Nosrettap
Nosrettap

Reputation: 11340

What does a plus sign mean in a hash?

I have the following piece of Perl code, but I can't understand what its doing.

use constant ANIMAL => 'rabbit'; 
if ($self->{+ANIMAL}) {
    # Do something here
}

What does the + sign before the constant ANIMAL mean?

Upvotes: 15

Views: 3368

Answers (2)

Kenosis
Kenosis

Reputation: 6204

Building upon Denis Ibaev's response, B::Deparse can show how the code is parsed with and without using the +:

perl -MO=Deparse,-p script.pl

With +:

use constant ('ANIMAL', 'rabbit');
if ($$self{+'rabbit'}) {
    ();
}
script.pl syntax OK

Without +:

use constant ('ANIMAL', 'rabbit');
if ($$self{'ANIMAL'}) {
    ();
}
script.pl syntax OK

Note that the + invokes using the constant where the bareword ANIMAL is used without the +.

Upvotes: 8

Denis Ibaev
Denis Ibaev

Reputation: 2520

From perldoc constant:

You can get into trouble if you use constants in a context which automatically quotes barewords (as is true for any subroutine call).

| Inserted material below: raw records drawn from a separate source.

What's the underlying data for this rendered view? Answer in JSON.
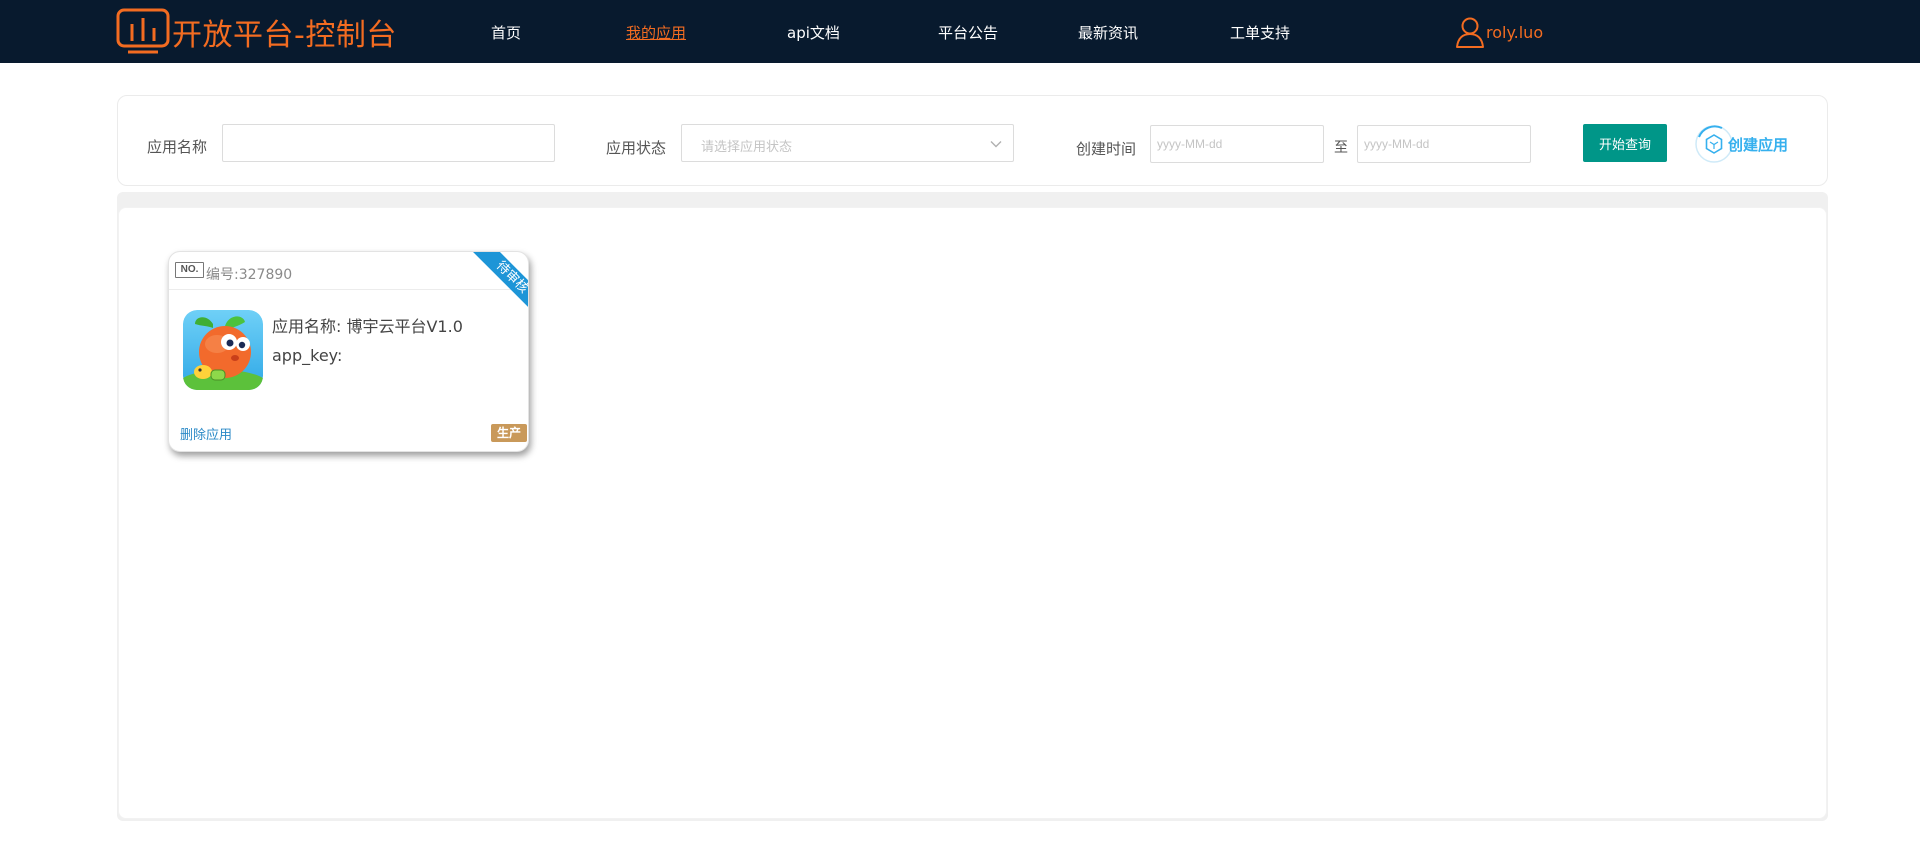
{
  "header": {
    "brand_title": "开放平台-控制台",
    "brand_icon": "monitor-chart-icon",
    "nav": [
      {
        "label": "首页",
        "active": false
      },
      {
        "label": "我的应用",
        "active": true
      },
      {
        "label": "api文档",
        "active": false
      },
      {
        "label": "平台公告",
        "active": false
      },
      {
        "label": "最新资讯",
        "active": false
      },
      {
        "label": "工单支持",
        "active": false
      }
    ],
    "user_icon": "user-icon",
    "username": "roly.luo"
  },
  "search": {
    "app_name_label": "应用名称",
    "app_name_value": "",
    "app_status_label": "应用状态",
    "app_status_placeholder": "请选择应用状态",
    "created_time_label": "创建时间",
    "date_from_placeholder": "yyyy-MM-dd",
    "date_separator": "至",
    "date_to_placeholder": "yyyy-MM-dd",
    "query_button": "开始查询",
    "create_button": "创建应用",
    "create_icon": "hexagon-cube-icon"
  },
  "apps": [
    {
      "no_badge": "NO.",
      "id_text": "编号:327890",
      "status_ribbon": "待审核",
      "icon": "carrot-game-app-icon",
      "name_text": "应用名称: 博宇云平台V1.0",
      "key_text": "app_key:",
      "delete_label": "删除应用",
      "env_badge": "生产"
    }
  ],
  "colors": {
    "header_bg": "#081a2e",
    "accent_orange": "#f36c21",
    "query_button": "#009688",
    "create_link": "#35b0ee",
    "ribbon_blue": "#1d95d7",
    "env_badge": "#c9995a"
  }
}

For example, you can't say $hash{CONSTANT} because CONSTANT will be interpreted as a string. Use $hash{CONSTANT()} or $hash{+CONSTANT} to prevent the bareword quoting mechanism from kicking in. Similarly, since the => operator quotes a bareword immediately to its left, you have to say CONSTANT() => 'value' (or simply use a comma in place of the big arrow) instead of CONSTANT => 'value'.